JAKARTA-Sekolah Tinggi Islam Publisistik Thawalib Indonesia (STIPTI) menggelar seminar bertajuk Literasi Media dengan tema “Cerdas dan Kritis Merespon Media Massa” di salah satu ruang kelas kampus yang terletak di kawasan Kramat, Jakarta Pusat, Sabtu (10/12) lalu. Seminar ini dijadikan sebagai sosialisasi tentang melek media massa di masyarakat oleh lembaga Prima Komunika yang digandeng STIPTI.
Sekretaris Prima Komunika Marisa Puspita Sari mengatakan, literasi dalam kaitan media ini adalah literasi yang mempelajari bagaimana media diproses atau dicetak.

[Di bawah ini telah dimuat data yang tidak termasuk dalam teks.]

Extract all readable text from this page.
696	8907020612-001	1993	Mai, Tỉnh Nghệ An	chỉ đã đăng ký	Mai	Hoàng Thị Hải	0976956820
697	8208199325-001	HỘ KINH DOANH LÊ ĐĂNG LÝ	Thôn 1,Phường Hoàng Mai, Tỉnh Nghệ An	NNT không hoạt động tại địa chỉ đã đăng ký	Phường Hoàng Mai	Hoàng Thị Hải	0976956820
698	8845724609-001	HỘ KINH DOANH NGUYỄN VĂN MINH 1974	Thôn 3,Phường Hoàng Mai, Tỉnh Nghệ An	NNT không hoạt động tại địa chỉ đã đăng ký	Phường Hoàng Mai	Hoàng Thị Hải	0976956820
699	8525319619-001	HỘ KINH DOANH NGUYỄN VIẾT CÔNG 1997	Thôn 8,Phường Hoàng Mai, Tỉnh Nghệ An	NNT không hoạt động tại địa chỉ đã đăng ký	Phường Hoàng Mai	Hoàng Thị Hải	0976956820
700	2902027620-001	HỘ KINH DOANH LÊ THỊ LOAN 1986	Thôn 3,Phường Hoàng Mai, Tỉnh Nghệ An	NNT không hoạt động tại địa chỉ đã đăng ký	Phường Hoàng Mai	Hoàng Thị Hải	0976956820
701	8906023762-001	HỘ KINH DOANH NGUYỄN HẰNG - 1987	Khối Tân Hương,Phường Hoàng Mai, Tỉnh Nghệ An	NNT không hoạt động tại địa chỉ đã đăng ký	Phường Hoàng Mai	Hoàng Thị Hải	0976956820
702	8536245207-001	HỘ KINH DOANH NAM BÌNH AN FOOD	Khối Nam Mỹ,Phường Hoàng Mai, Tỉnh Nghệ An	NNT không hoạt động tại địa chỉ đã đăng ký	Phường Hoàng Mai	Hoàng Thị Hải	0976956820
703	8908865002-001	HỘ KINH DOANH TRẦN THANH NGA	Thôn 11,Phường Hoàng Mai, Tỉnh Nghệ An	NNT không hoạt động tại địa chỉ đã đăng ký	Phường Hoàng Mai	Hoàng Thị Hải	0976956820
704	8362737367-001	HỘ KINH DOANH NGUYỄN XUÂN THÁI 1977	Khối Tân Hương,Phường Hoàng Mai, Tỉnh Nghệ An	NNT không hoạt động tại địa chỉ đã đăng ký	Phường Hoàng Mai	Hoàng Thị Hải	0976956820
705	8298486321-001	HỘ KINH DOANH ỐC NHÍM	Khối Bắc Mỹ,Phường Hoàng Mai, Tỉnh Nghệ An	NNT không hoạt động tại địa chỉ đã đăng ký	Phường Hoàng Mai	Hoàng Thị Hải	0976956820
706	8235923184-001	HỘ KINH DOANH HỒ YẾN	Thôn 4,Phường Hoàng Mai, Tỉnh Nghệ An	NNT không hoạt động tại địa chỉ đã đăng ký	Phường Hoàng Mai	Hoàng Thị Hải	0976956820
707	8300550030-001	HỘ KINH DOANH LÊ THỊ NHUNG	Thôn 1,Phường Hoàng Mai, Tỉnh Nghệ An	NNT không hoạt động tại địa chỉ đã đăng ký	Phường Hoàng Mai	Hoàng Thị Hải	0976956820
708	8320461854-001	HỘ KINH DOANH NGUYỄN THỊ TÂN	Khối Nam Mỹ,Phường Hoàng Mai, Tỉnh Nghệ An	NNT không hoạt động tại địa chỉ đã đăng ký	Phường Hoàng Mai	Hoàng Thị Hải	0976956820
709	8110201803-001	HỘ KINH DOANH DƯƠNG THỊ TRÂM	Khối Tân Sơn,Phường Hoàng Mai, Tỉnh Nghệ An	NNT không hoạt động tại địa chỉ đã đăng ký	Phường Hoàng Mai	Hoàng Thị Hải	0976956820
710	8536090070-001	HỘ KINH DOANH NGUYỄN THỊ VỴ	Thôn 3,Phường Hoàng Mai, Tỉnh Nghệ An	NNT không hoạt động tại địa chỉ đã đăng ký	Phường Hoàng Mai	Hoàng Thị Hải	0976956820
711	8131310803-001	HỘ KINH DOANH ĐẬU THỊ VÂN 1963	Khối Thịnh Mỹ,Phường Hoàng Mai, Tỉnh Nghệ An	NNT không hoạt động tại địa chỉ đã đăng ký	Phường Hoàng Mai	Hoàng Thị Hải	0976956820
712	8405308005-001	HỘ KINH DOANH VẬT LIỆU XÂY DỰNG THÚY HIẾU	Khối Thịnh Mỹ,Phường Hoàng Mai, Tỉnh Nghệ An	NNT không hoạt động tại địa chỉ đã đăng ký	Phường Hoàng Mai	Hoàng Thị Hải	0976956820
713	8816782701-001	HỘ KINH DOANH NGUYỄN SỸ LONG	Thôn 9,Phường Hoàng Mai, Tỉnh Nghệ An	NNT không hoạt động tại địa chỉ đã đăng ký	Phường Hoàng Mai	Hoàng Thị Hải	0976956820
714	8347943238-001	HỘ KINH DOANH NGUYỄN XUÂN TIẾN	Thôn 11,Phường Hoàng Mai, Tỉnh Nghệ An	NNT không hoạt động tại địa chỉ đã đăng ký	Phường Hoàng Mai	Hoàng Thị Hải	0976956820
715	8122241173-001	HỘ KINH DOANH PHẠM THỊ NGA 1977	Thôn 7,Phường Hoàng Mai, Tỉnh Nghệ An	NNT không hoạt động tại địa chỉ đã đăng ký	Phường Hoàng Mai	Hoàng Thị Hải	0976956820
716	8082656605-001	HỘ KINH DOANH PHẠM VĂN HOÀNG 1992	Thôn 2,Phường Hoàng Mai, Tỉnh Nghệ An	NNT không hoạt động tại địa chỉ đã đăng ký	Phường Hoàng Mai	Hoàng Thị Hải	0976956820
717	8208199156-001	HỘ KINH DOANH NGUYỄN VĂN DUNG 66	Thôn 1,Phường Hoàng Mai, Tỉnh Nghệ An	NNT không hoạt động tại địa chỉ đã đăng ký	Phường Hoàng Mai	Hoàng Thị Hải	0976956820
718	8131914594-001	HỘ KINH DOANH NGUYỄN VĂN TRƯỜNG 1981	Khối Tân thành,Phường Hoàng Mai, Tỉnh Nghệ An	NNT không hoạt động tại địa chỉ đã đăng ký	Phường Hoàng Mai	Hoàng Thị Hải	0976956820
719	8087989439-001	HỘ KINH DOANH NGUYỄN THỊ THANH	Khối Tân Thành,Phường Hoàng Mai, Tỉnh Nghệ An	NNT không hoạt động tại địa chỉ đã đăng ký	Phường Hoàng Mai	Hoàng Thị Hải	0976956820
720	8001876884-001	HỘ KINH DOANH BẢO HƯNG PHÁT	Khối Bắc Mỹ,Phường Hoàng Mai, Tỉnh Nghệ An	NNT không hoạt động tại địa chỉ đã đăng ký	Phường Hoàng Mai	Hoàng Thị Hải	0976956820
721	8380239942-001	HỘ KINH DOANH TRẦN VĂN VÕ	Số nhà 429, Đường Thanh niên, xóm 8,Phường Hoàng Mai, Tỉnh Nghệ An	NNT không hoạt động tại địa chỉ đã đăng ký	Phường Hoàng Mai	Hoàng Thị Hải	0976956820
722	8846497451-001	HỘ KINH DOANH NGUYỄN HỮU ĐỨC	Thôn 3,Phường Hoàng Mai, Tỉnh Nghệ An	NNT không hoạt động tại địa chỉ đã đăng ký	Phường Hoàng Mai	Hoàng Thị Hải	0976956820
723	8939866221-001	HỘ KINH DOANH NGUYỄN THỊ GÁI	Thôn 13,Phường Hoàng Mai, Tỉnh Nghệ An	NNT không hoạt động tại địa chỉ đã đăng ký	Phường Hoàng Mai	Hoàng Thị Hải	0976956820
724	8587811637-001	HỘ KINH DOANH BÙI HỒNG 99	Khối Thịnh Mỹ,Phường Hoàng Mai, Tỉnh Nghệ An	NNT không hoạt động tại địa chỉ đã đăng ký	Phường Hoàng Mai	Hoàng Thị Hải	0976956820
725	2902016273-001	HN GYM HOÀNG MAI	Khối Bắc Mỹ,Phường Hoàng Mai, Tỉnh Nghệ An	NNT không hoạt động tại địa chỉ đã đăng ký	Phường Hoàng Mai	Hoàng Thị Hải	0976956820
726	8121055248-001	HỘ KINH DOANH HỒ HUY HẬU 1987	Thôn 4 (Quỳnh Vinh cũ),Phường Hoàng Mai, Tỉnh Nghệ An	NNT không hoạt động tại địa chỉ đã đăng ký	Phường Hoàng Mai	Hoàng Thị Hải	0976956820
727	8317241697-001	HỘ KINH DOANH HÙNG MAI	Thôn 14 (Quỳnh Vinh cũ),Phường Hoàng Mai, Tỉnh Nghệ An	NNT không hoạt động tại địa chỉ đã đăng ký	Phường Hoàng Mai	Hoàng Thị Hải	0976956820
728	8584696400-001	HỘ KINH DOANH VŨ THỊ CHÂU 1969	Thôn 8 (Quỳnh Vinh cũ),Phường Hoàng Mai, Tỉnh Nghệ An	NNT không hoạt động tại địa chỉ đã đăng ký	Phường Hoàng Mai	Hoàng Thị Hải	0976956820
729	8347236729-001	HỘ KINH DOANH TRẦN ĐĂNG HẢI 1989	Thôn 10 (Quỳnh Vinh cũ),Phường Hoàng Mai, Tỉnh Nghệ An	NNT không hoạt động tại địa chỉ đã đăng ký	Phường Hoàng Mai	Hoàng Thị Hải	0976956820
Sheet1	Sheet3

Di mana media massa adalah salah satu agen sosialisasi, utamanya pada nilai dan moral. Karena itu, media massa memiliki kekuatan sebagai agen perubahan.
“Jadi literasi media di sini maksudnya, melek media. Kita semua tahu setiap hari kita dikepung media. Dari bangun tidur sudah dapat informasi melalaui handphone, TV, Radio, dan internet. Informasi media mengepung dengan pesan-pesan, seperti mengajak gerakan-gerakan. Karena itu, kita butuh namanya literasi media. Yaitu kemampuan untuk memahami, menganalisis, dan kritis terhadap tanyangan informasi di media,” ungkap Marisa, dosen tetap Universitas Negeri Jakarta (UNJ) mengawali acara sebagai pembicara disamping pembicara lain, Yayu Sriwartini, dosen tetap Universitas Nasional (Unas) dan Ketua Prima Komunika. Sedangkan moderator Isna Siskawati, dosen tetap STIPTI.
Literasi media, lanjut Marisa, dikembangkan pertama kali sebagai alat untuk melindungi terpaan orang media. “Jadi masyarakat yang tidak mempelajari media massa atau mendapatkan literasi media, maka akan menelan mentah-mentah apa adanya program atau tayangan yang diproduksi media. Karena media itu memproduksi juga,” rincinya.
Literasi media itu, lanjut dia, memanfaatkan media secara kritis dan bijak. Makanya, target utamanya kaum muda yang berada di dalam, proses peneguhan mental dan fisik. “Literasi sudah jauh dipelajari sebenarnya. Indonesia ini terlambat jauh. Di Inggris, tahun 1930 mulainya. Kemudian di Finlandia tahun1970 dan langsuang menjadi kurikulum bahkan tahun 1977, Finlandia menerapkan kurikulum literasi media massa di tingkat menengah atas. Di Denmark tahun 1977. Jadi kalau di Negara-negara maju, literasi media dijadikan mata pelajaran agar orangtua belajar untuk bersikap kritis. Utamanya dalam menonton program televisi,” ungkap alumni Universitas Padjajaran Bandung.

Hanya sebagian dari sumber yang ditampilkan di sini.